Attention to affective stances and states is now a core area of research in studies of language and semiosis. How are such stances and states brought into being, and how are they connected to the multiple scales of communication and forms of mediation?

We encourage participants to submit presentations connected generally to the conference theme.

Papers & Panels

Presentations of individual papers are welcome. Submit proposals for panel sessions (500 word abstract plus participant abstracts) or proposals for individual papers (250 word abstract).

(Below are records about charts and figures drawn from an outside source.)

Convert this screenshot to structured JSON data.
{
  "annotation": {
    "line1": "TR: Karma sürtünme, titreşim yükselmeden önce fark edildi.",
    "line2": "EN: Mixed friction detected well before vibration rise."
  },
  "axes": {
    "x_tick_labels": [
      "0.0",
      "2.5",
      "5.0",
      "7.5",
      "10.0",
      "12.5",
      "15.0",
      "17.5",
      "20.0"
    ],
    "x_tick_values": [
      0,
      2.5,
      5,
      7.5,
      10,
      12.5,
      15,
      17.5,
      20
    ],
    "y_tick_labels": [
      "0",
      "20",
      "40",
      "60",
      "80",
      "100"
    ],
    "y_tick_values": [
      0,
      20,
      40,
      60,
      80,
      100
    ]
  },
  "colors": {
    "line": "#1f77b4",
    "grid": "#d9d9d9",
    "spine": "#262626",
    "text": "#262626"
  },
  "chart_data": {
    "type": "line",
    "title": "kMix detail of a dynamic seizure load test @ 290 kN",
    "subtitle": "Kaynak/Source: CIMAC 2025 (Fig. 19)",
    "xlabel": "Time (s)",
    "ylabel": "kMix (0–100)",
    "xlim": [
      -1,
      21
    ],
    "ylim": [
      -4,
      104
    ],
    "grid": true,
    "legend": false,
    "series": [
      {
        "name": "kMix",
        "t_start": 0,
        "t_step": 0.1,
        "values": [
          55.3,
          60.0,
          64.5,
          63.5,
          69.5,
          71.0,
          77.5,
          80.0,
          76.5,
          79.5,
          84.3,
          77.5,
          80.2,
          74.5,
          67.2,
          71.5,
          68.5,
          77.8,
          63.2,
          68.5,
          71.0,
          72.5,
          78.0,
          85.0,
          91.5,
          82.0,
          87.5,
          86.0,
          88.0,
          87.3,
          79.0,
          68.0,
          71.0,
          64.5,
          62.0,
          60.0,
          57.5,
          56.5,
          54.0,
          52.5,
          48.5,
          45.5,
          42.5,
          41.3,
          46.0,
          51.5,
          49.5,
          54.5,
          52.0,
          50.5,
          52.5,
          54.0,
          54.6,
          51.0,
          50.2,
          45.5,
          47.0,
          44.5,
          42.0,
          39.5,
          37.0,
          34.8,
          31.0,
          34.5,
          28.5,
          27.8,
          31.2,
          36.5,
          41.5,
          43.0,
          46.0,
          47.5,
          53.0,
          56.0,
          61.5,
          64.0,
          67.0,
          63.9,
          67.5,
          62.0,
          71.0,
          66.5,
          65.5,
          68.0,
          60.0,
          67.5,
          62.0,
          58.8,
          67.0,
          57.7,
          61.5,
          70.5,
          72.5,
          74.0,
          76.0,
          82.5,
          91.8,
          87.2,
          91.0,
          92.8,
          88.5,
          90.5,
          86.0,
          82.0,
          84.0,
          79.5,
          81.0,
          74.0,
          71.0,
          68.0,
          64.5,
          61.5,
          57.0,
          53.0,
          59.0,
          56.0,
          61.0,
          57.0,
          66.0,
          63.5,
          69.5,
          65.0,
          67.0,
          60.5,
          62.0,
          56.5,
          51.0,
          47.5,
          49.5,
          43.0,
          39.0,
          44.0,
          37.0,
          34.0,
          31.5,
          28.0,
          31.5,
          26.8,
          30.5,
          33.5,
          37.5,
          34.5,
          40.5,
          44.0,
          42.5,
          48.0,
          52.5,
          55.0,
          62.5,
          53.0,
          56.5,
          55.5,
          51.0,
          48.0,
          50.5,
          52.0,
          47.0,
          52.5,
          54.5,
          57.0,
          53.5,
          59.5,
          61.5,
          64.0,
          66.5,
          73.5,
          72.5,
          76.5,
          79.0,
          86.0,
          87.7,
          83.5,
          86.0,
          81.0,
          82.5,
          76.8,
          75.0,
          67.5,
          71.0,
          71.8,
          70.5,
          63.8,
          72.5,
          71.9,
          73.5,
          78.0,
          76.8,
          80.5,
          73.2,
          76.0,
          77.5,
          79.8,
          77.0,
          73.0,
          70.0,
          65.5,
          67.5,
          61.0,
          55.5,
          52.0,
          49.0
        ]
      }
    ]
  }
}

Poster presentations are an excellent venue for generating useful discourse on the topic being presented.  The SLA conference will set aside a period specifically for poster presentations, during which all presenters are expected to be at their posters and all in attendance are strongly encouraged to view the posters and interact with the presenters.  Posters will remain in the poster area throughout the conference.  Poster proposals should take the form of a 250 word abstract which may also include images.

Multimedia installations

Much of our most interesting data can be difficult to share in the context of a traditional oral presentation.  The SLA conference will offer the opportunity to present multimodal data in creative ways which more effectively represent the research being presented.  Unfettered by the tight time constraints and necessary linearity of presenting as part of a panel, those who choose to create a multimodal installation should maximize the possibilities of allowing an audience to engage their research.  Multimedia installation proposals must include a description of the various types of data to be presented, and the equipment requirements for the installation.  Headphones, screens, means of making tactile data available, etc.  Installation proposals should take the form of a 500 word abstract, including a description of the content of the installation, its argument, and the types of data to be included.

Panel session organizers should include a list of the names and affiliations of their session’s panelists along with the panel abstract (250 words).  They do not submit the panelists’ abstracts.  Instead, panelists must first register and then submit their abstract (500 words) as an “Individual paper” noting in the first line of the abstract the full title of the panel on which they are a participant.